En ese marco, el verdadero interés de la Fiscalía General de la Nación, más allá de su labor judicial (selectiva), amplificada y exagerada mediáticamente al máximo, se encuentra en la producción de resultados esencialmente políticos, alineados con el proyecto político de las derechas. La justicia en este caso, que desde luego se debe impartir, deviene en propósito político. Por otra parte, haya o no apertura de juicio político contra el Presidente, lo cierto es que habrá debate en el Congreso y su Comisión de Acusación e Investigación, y esa circunstancia tendrá efectos políticos.

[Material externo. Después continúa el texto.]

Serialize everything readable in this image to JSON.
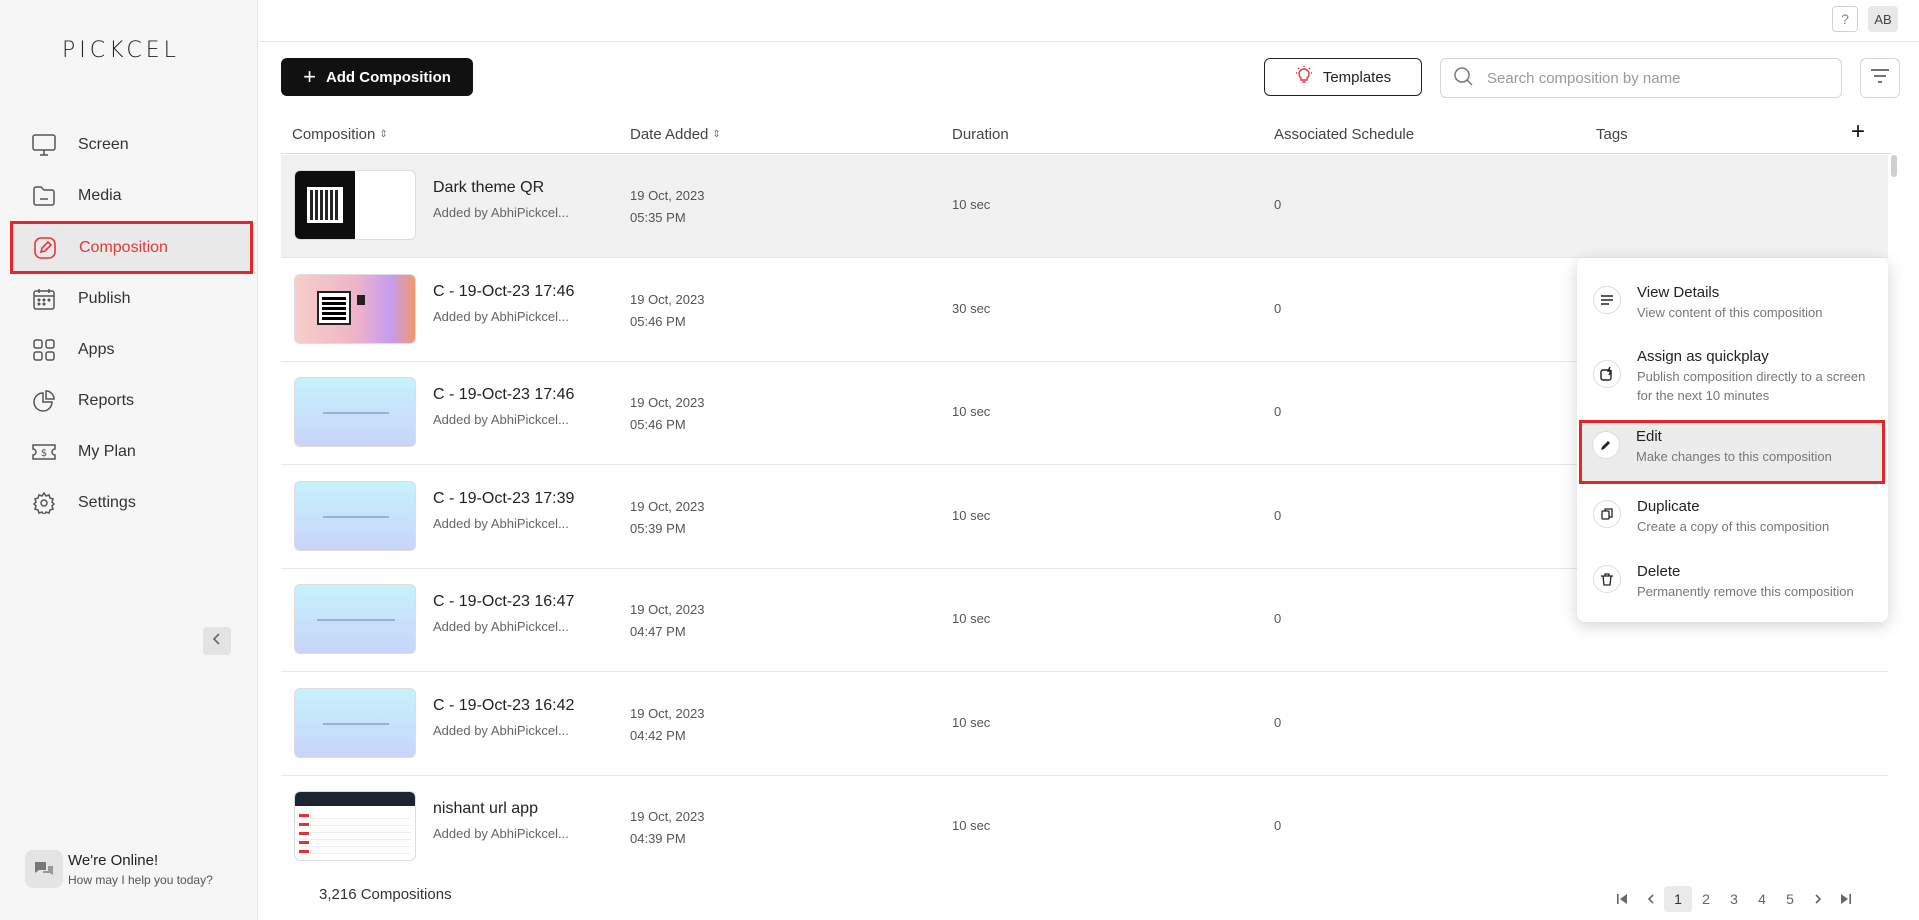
{
  "app": {
    "logo": "PICKCEL"
  },
  "sidebar": {
    "items": [
      {
        "label": "Screen",
        "icon": "monitor-icon"
      },
      {
        "label": "Media",
        "icon": "folder-icon"
      },
      {
        "label": "Composition",
        "icon": "edit-square-icon",
        "active": true
      },
      {
        "label": "Publish",
        "icon": "calendar-icon"
      },
      {
        "label": "Apps",
        "icon": "grid-icon"
      },
      {
        "label": "Reports",
        "icon": "pie-chart-icon"
      },
      {
        "label": "My Plan",
        "icon": "ticket-dollar-icon"
      },
      {
        "label": "Settings",
        "icon": "gear-icon"
      }
    ],
    "chat": {
      "title": "We're Online!",
      "subtitle": "How may I help you today?"
    }
  },
  "topbar": {
    "help": "?",
    "avatar": "AB"
  },
  "toolbar": {
    "add_label": "Add Composition",
    "templates_label": "Templates",
    "search_placeholder": "Search composition by name"
  },
  "table": {
    "headers": {
      "composition": "Composition",
      "date_added": "Date Added",
      "duration": "Duration",
      "schedule": "Associated Schedule",
      "tags": "Tags"
    },
    "rows": [
      {
        "name": "Dark theme QR",
        "added_by": "Added by AbhiPickcel...",
        "date": "19 Oct, 2023",
        "time": "05:35 PM",
        "duration": "10 sec",
        "schedule": "0"
      },
      {
        "name": "C - 19-Oct-23 17:46",
        "added_by": "Added by AbhiPickcel...",
        "date": "19 Oct, 2023",
        "time": "05:46 PM",
        "duration": "30 sec",
        "schedule": "0"
      },
      {
        "name": "C - 19-Oct-23 17:46",
        "added_by": "Added by AbhiPickcel...",
        "date": "19 Oct, 2023",
        "time": "05:46 PM",
        "duration": "10 sec",
        "schedule": "0"
      },
      {
        "name": "C - 19-Oct-23 17:39",
        "added_by": "Added by AbhiPickcel...",
        "date": "19 Oct, 2023",
        "time": "05:39 PM",
        "duration": "10 sec",
        "schedule": "0"
      },
      {
        "name": "C - 19-Oct-23 16:47",
        "added_by": "Added by AbhiPickcel...",
        "date": "19 Oct, 2023",
        "time": "04:47 PM",
        "duration": "10 sec",
        "schedule": "0"
      },
      {
        "name": "C - 19-Oct-23 16:42",
        "added_by": "Added by AbhiPickcel...",
        "date": "19 Oct, 2023",
        "time": "04:42 PM",
        "duration": "10 sec",
        "schedule": "0"
      },
      {
        "name": "nishant url app",
        "added_by": "Added by AbhiPickcel...",
        "date": "19 Oct, 2023",
        "time": "04:39 PM",
        "duration": "10 sec",
        "schedule": "0"
      }
    ]
  },
  "menu": {
    "items": [
      {
        "title": "View Details",
        "desc": "View content of this composition",
        "icon": "lines-icon"
      },
      {
        "title": "Assign as quickplay",
        "desc": "Publish composition directly to a screen for the next 10 minutes",
        "icon": "quickplay-icon"
      },
      {
        "title": "Edit",
        "desc": "Make changes to this composition",
        "icon": "pencil-icon"
      },
      {
        "title": "Duplicate",
        "desc": "Create a copy of this composition",
        "icon": "copy-icon"
      },
      {
        "title": "Delete",
        "desc": "Permanently remove this composition",
        "icon": "trash-icon"
      }
    ]
  },
  "footer": {
    "count": "3,216 Compositions",
    "pages": [
      "1",
      "2",
      "3",
      "4",
      "5"
    ],
    "current_page": "1"
  },
  "colors": {
    "accent": "#e8373c",
    "highlight_border": "#e8242b",
    "primary_button": "#111111"
  }
}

En ese sentido, trascendiendo el ámbito judicial, lo que se le ha abierto al gobierno de Petro es otro frente de batalla. Tendrá que destinar esfuerzos y tiempo, más allá de su defensa jurídica, para resarcir el daño político y cultural que se está infringiendo, cuyos primeros impactos se traducen en una mayor limitación de las condiciones de posibilidad hasta ahora mostradas y constituirán uno de los factores de los resultados electorales en las elecciones locales de octubre del presente año. Los procesos en curso se estirarán al extremo y serán instrumentalizados políticamente a favor de las derechas en los meses y años (¿?) venideros, convirtiéndose en factor indiscutible de la disputa por el campo político y la (re)definición de la correlación social y política de fuerzas. Reitero lo afirmado, no se trata sólo de Petro y su gobierno; en juego está más bien la idea de proyectos alternativos de sociedad, así sea en este caso, el limitado del progresismo social liberal.
Salir de la niebla
Expuesto lo anterior, dado ese contexto, quiero retornar a resaltar una vez más la importancia para el campo popular del acuerdo de cese al fuego con el ELN y de la instalación del Comité Nacional de Participación, noticias por cierto cubiertas lamentablemente por el espesor de la niebla que vino con el caso de Nicolás Petro y Day Vásquez. Basta simplemente con hacer seguimiento a la prensa escrita y, en general, a los medios de comunicación en esos días. No obstante, esas buenas noticias, más que anuncios, en realidad ponían de presente que hay procesos en curso por cuidar y apoyar que hacen parte de la disputa política más general, no solo para consolidar el camino de la solución política negociada, sino en dirección a fortalecer los contenidos democráticos, sociales y populares del proceso político colombiano. Estamos frente a procesos sin predeterminación, que se van definiendo en medio de los conflictos y contradicciones propias del orden social vigente, de las luchas sociales y populares. El previsto proceso de participación de la sociedad en la construcción de la paz es una oportunidad para fortalecer el campo popular, apoyar su organización y avanzar en su politización; es esencialmente un proceso de contribución a la acumulación de fuerzas.
1 Según el Acuerdo de México del 10 de marzo de 2023, tales puntos son: 1. La participación de la sociedad en la construcción de la paz; 2. Democracia para la paz; 3. Transformaciones para la paz.